Viral Oncogenes and Cellular Prototypes *
 
P. Duesberg, M. Nunn, T. Biehl, W. Phares, and W.-H. Lee    Hämatol. Bluttransf. Vol 28

* This work was supported by NIH research Grant no., CA 11426 from the National Cancer Institute


A. Summary

The structural hallmark of retroviral transforming onc genes is a specific RN A sequence that is unrelated to the essential retroviral genes but closely related to certain cellular prototypes termed proto-onc genes. Two types of onc genes have been distinguished. Type I are onc genes which utilize elements of specific sequences only to encode a transforming protein. Type II onc genes are hybrids which utilize essential viral (typically gag) and specific RNA sequences to encode transforming proteins. Comparisons between viral onc genes and cellular proto-onc genes are reviewed in the light of two competing models for protoonc function: the quantitative model, which holds that viral onc genes and cellular proto-onc genes are functionally the same and that transformation is the result of enhanced dosage of a cellular proto-onc gene; and the qualitative model, which holds that they are different. Structural comparisons between viral onc genes and cellular prototypes have demonstrated extensive sequence homologies in the primary structures of the specific sequences. However, qualitative differences exist in the structure and organization of viral onc genes and cellular prototypes. These include differences in promoters, minor differences in the primary structure of shared sequences, and absolute differences such as in the presence of sequences which are unique to viral onc genes or to corresponding cellular genetic units. For example, type II hybrid onc genes of retroviruses share only their specific but not their gag-related elements with the cell, and cellular proto-onc genes are interrupted by sequences of nonhomology relative to viral onc genes.
In addition, proto-onc gene units may include unique cellular coding sequences not shared with viral onc genes. There is circumstantial evidence that some proto-onc genes are potentially oncogenic after activation ( quantitative model) or modification ( qualitative model).

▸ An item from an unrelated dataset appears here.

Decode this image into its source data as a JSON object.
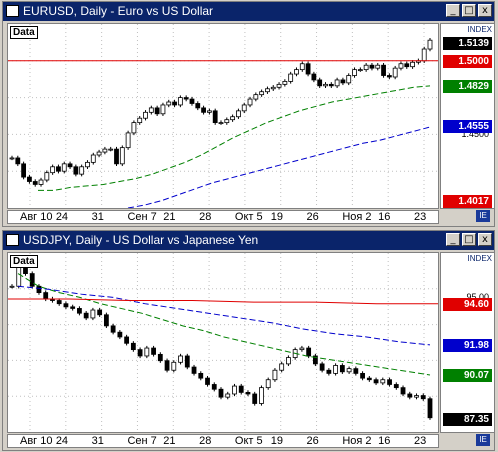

Activated by an adjacently integrated retroviral promotor, the cellular prototype of the onc gene of the avian acute leukemia virus MC29 was proposed to cause lymphoma and activated by ligation with viral promoter sequences two proto-onc DNAs, those of Moloney and Harvey sarcoma viruses, were found to transform mouse 3T3 cell lines. Mutations presumably conferred 3T3 cell-transforming ability to the proto-onc gene of Harvey sarcoma virus that has been isolated from a human bladder carcinoma cell line. In no case has an unaltered proto-onc as yet been shown to be necessary and sufficient for carcinogenesis. Despite this and structural differences between viral onc genes and cellular proto-onc genes, we cannot at present conclusively distinguish between the quantitative and the qualitative models because agenetic and functional definition of most viral onc genes and of all cellular prototypes of viral onc genes are not as yet available.